Home Gambling Victoria, Australia presents ‘world first’ gambling reforms as NSW prepares its own

Victoria, Australia presents ‘world first’ gambling reforms as NSW prepares its own

0

Posted: August 2, 2022, 7:35 a.m.

Last update on: August 2, 2022, 7:35 a.m.

Crown Resorts and Star Entertainment have forced big changes in the Australian approach to gambling. As a result, states across the country are introducing major reforms, with Victoria and New South Wales (NSW) leading the way.

Crown Resorts crown
The Crown Resorts crown logo at the Crown Melbourne in Victoria. Victoria and New South Wales are both set to take their gaming regulatory reforms to a new level. (Image: Jason Reed/Reuters)

Crown and Star are still reeling from investigations which have determined that the two casino operators have repeatedly breached financial and gambling laws. As a result, operators received probation and temporary license suspensions in different parts of Australia.

Now, in an effort to ensure that all gaming operators take their operations more seriously, new regulations are coming that are expected to alter the course of the industry for decades to come. Any failure on the part of the operator to follow the rules could have disastrous consequences.

Victoria sets new boundaries

In what Victoria’s Games Minister Melissa Horne calls a “world first in a series of reforms”, Victoria lays down the law. It introduces a series of measures that will force Crown to revamp its business model.

12 new initiatives are coming to Crown’s Melbourne casino, the only one in Victoria. Among these, according to ABC News, are enforced loss limits on casino electronic gaming machines. This applies to anyone visiting the casino, regardless of where they live in the country.

Crown has until the end of next year to introduce the controls that will allow players to set their limits. After that, however, he’ll have some flexibility to make sure everything is in place and working properly.

Currently, the casino does not use any type of forced loss limit. However, Charles Livingstone, a gambling researcher at Monash University, says implementing them won’t be a problem. He said a pre-engagement system is already in place in Victoria which will facilitate the introduction of mandatory checks.

In addition to the limits, players will have to limit their cash spending to 1,000 Australian dollars (692 US dollars) in a 24-hour period. This, the government hopes, will reduce the risk of potential money laundering. In addition, anything above this threshold, whether to play or receive winnings, will have to go through a card issued by the casino.

Crown’s antics in Victoria led to the creation of a new gambling regulator, the Victorian Gambling and Casino Control Commission (VGCCC), in the state.
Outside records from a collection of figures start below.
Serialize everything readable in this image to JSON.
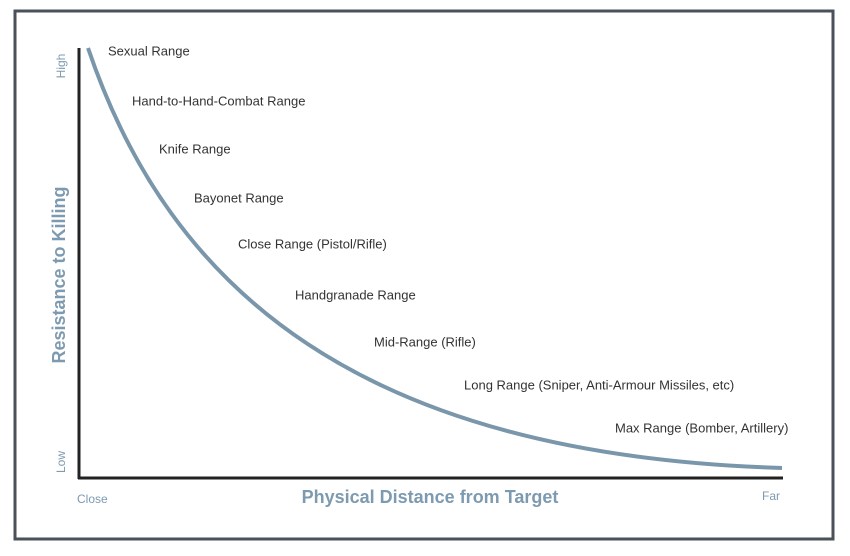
{
  "axes": {
    "y_title": "Resistance to Killing",
    "y_high": "High",
    "y_low": "Low",
    "x_title": "Physical Distance from Target",
    "x_close": "Close",
    "x_far": "Far"
  },
  "ranges": [
    "Sexual Range",
    "Hand-to-Hand-Combat Range",
    "Knife Range",
    "Bayonet Range",
    "Close Range (Pistol/Rifle)",
    "Handgranade Range",
    "Mid-Range (Rifle)",
    "Long Range (Sniper, Anti-Armour Missiles, etc)",
    "Max Range (Bomber, Artillery)"
  ]
}
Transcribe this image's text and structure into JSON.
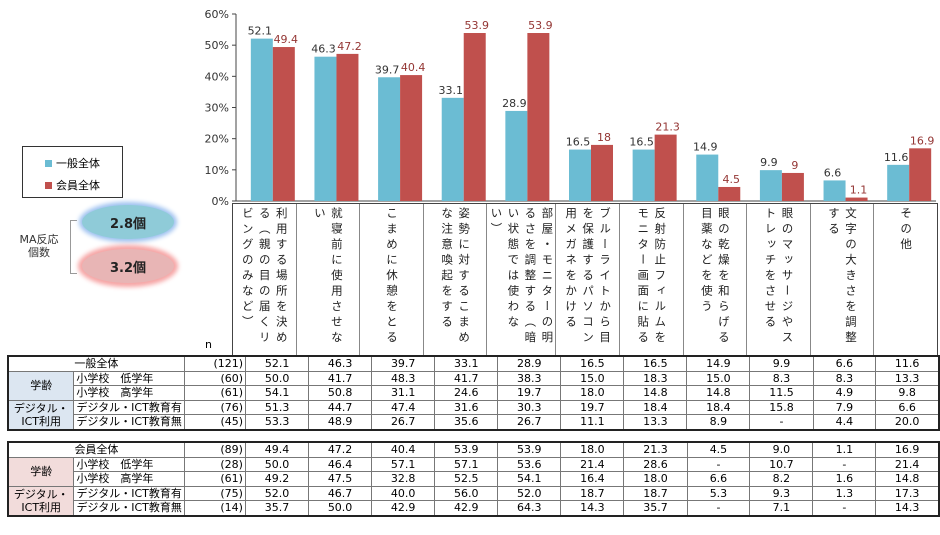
{
  "chart_data": {
    "type": "bar",
    "ylim": [
      0,
      60
    ],
    "yticks": [
      "0%",
      "10%",
      "20%",
      "30%",
      "40%",
      "50%",
      "60%"
    ],
    "categories": [
      "利用する場所を決める（親の目の届くリビングのみなど）",
      "就寝前に使用させない",
      "こまめに休憩をとる",
      "姿勢に対するこまめな注意喚起をする",
      "部屋・モニターの明るさを調整する（暗い状態では使わない）",
      "ブルーライトから目を保護するパソコン用メガネをかける",
      "反射防止フィルムをモニター画面に貼る",
      "眼の乾燥を和らげる目薬などを使う",
      "眼のマッサージやストレッチをさせる",
      "文字の大きさを調整する",
      "その他"
    ],
    "series": [
      {
        "name": "一般全体",
        "color": "#6bbcd3",
        "label_color": "#333333",
        "values": [
          52.1,
          46.3,
          39.7,
          33.1,
          28.9,
          16.5,
          16.5,
          14.9,
          9.9,
          6.6,
          11.6
        ]
      },
      {
        "name": "会員全体",
        "color": "#c0504d",
        "label_color": "#943634",
        "values": [
          49.4,
          47.2,
          40.4,
          53.9,
          53.9,
          18.0,
          21.3,
          4.5,
          9.0,
          1.1,
          16.9
        ]
      }
    ],
    "legend_position": "left"
  },
  "ma": {
    "label_line1": "MA反応",
    "label_line2": "個数",
    "general": "2.8個",
    "member": "3.2個"
  },
  "n_label": "n",
  "tables": [
    {
      "theme": "#dce6f1",
      "rows": [
        {
          "group": "一般全体",
          "sub": "",
          "n": "(121)",
          "values": [
            "52.1",
            "46.3",
            "39.7",
            "33.1",
            "28.9",
            "16.5",
            "16.5",
            "14.9",
            "9.9",
            "6.6",
            "11.6"
          ]
        },
        {
          "group": "学齢",
          "sub": "小学校　低学年",
          "n": "(60)",
          "values": [
            "50.0",
            "41.7",
            "48.3",
            "41.7",
            "38.3",
            "15.0",
            "18.3",
            "15.0",
            "8.3",
            "8.3",
            "13.3"
          ]
        },
        {
          "group": "",
          "sub": "小学校　高学年",
          "n": "(61)",
          "values": [
            "54.1",
            "50.8",
            "31.1",
            "24.6",
            "19.7",
            "18.0",
            "14.8",
            "14.8",
            "11.5",
            "4.9",
            "9.8"
          ]
        },
        {
          "group": "デジタル・ICT利用",
          "sub": "デジタル・ICT教育有",
          "n": "(76)",
          "values": [
            "51.3",
            "44.7",
            "47.4",
            "31.6",
            "30.3",
            "19.7",
            "18.4",
            "18.4",
            "15.8",
            "7.9",
            "6.6"
          ]
        },
        {
          "group": "",
          "sub": "デジタル・ICT教育無",
          "n": "(45)",
          "values": [
            "53.3",
            "48.9",
            "26.7",
            "35.6",
            "26.7",
            "11.1",
            "13.3",
            "8.9",
            "-",
            "4.4",
            "20.0"
          ]
        }
      ]
    },
    {
      "theme": "#f2dcdb",
      "rows": [
        {
          "group": "会員全体",
          "sub": "",
          "n": "(89)",
          "values": [
            "49.4",
            "47.2",
            "40.4",
            "53.9",
            "53.9",
            "18.0",
            "21.3",
            "4.5",
            "9.0",
            "1.1",
            "16.9"
          ]
        },
        {
          "group": "学齢",
          "sub": "小学校　低学年",
          "n": "(28)",
          "values": [
            "50.0",
            "46.4",
            "57.1",
            "57.1",
            "53.6",
            "21.4",
            "28.6",
            "-",
            "10.7",
            "-",
            "21.4"
          ]
        },
        {
          "group": "",
          "sub": "小学校　高学年",
          "n": "(61)",
          "values": [
            "49.2",
            "47.5",
            "32.8",
            "52.5",
            "54.1",
            "16.4",
            "18.0",
            "6.6",
            "8.2",
            "1.6",
            "14.8"
          ]
        },
        {
          "group": "デジタル・ICT利用",
          "sub": "デジタル・ICT教育有",
          "n": "(75)",
          "values": [
            "52.0",
            "46.7",
            "40.0",
            "56.0",
            "52.0",
            "18.7",
            "18.7",
            "5.3",
            "9.3",
            "1.3",
            "17.3"
          ]
        },
        {
          "group": "",
          "sub": "デジタル・ICT教育無",
          "n": "(14)",
          "values": [
            "35.7",
            "50.0",
            "42.9",
            "42.9",
            "64.3",
            "14.3",
            "35.7",
            "-",
            "7.1",
            "-",
            "14.3"
          ]
        }
      ]
    }
  ]
}
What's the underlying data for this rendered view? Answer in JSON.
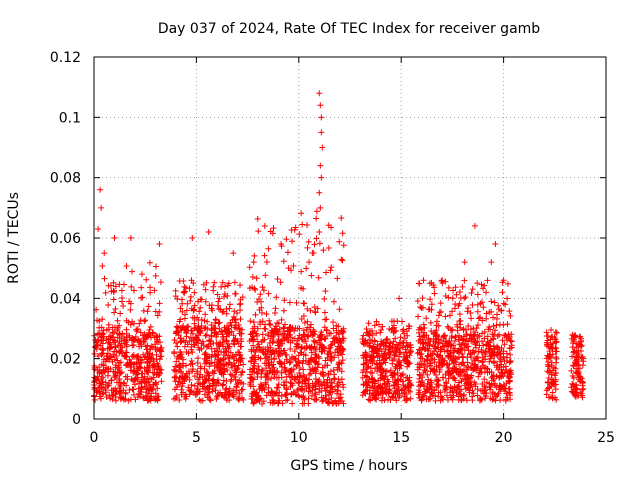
{
  "chart_data": {
    "type": "scatter",
    "title": "Day 037 of 2024, Rate Of TEC Index for receiver gamb",
    "xlabel": "GPS time / hours",
    "ylabel": "ROTI / TECUs",
    "xlim": [
      0,
      25
    ],
    "ylim": [
      0,
      0.12
    ],
    "xticks": [
      0,
      5,
      10,
      15,
      20,
      25
    ],
    "xtick_labels": [
      "0",
      "5",
      "10",
      "15",
      "20",
      "25"
    ],
    "yticks": [
      0,
      0.02,
      0.04,
      0.06,
      0.08,
      0.1,
      0.12
    ],
    "ytick_labels": [
      "0",
      "0.02",
      "0.04",
      "0.06",
      "0.08",
      "0.1",
      "0.12"
    ],
    "grid": true,
    "marker": "+",
    "color": "#ff0000",
    "series": [
      {
        "name": "ROTI",
        "segments": [
          {
            "start": 0.0,
            "end": 3.3,
            "typical": [
              0.006,
              0.028
            ],
            "max": 0.076
          },
          {
            "start": 3.9,
            "end": 7.3,
            "typical": [
              0.006,
              0.03
            ],
            "max": 0.062
          },
          {
            "start": 7.6,
            "end": 12.2,
            "typical": [
              0.005,
              0.03
            ],
            "max": 0.108
          },
          {
            "start": 13.1,
            "end": 15.5,
            "typical": [
              0.006,
              0.025
            ],
            "max": 0.04
          },
          {
            "start": 15.8,
            "end": 20.4,
            "typical": [
              0.006,
              0.028
            ],
            "max": 0.064
          },
          {
            "start": 22.1,
            "end": 22.6,
            "typical": [
              0.006,
              0.025
            ],
            "max": 0.035
          },
          {
            "start": 23.3,
            "end": 23.9,
            "typical": [
              0.007,
              0.025
            ],
            "max": 0.032
          }
        ],
        "highlights": [
          {
            "x": 0.2,
            "y": 0.063
          },
          {
            "x": 0.3,
            "y": 0.076
          },
          {
            "x": 0.35,
            "y": 0.07
          },
          {
            "x": 0.5,
            "y": 0.055
          },
          {
            "x": 1.0,
            "y": 0.06
          },
          {
            "x": 1.8,
            "y": 0.06
          },
          {
            "x": 3.2,
            "y": 0.058
          },
          {
            "x": 4.8,
            "y": 0.06
          },
          {
            "x": 5.6,
            "y": 0.062
          },
          {
            "x": 6.8,
            "y": 0.055
          },
          {
            "x": 7.8,
            "y": 0.052
          },
          {
            "x": 9.5,
            "y": 0.05
          },
          {
            "x": 10.5,
            "y": 0.052
          },
          {
            "x": 11.0,
            "y": 0.108
          },
          {
            "x": 11.05,
            "y": 0.104
          },
          {
            "x": 11.1,
            "y": 0.1
          },
          {
            "x": 11.1,
            "y": 0.095
          },
          {
            "x": 11.15,
            "y": 0.09
          },
          {
            "x": 11.05,
            "y": 0.084
          },
          {
            "x": 11.1,
            "y": 0.08
          },
          {
            "x": 11.0,
            "y": 0.075
          },
          {
            "x": 11.05,
            "y": 0.07
          },
          {
            "x": 11.0,
            "y": 0.062
          },
          {
            "x": 11.2,
            "y": 0.056
          },
          {
            "x": 14.9,
            "y": 0.04
          },
          {
            "x": 16.4,
            "y": 0.045
          },
          {
            "x": 17.0,
            "y": 0.046
          },
          {
            "x": 18.1,
            "y": 0.052
          },
          {
            "x": 18.6,
            "y": 0.064
          },
          {
            "x": 19.6,
            "y": 0.058
          },
          {
            "x": 19.4,
            "y": 0.052
          },
          {
            "x": 20.0,
            "y": 0.046
          }
        ]
      }
    ]
  }
}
As a result, he will have to pay part of the operating costs of the regulatory body. In addition, the VGCCC recently launched a new investigation into the company’s activity, which could result in a fine of up to 100 million Australian dollars (68.25 million US dollars).

NSW follows suit

Much like Victoria, NSW is considering a new casino regulator. The NSW Independent Casino Commission (ICC) grew out of the actions of Crown and Star, both of which have casinos in Sydney.

The New South Wales government is finalizing approval of the authority the ICC will hold. A parliamentary vote on the subject will take place next week which will make the final decision.

Previously, NSW’s gaming regulator was the Independent Liquor & Gaming Authority. However, the state determined it needed a separate entity just for gaming because casino operators couldn’t follow the rules.

Crown and Star will have to cover the costs of ICC operations. The regulator will have autonomous control over the measures to be taken if an operator does not comply with the regulations. The various NSW police forces will assist him.

Just like in Victoria, the A$1,000 a day cash transaction will disappear. Likewise, it also means the introduction of mandatory use of cashless operations. This was already removed from the table before returning due to circumstances.

NSW concluded its investigation into Star in June. Then, it will present its final recommendations later this month.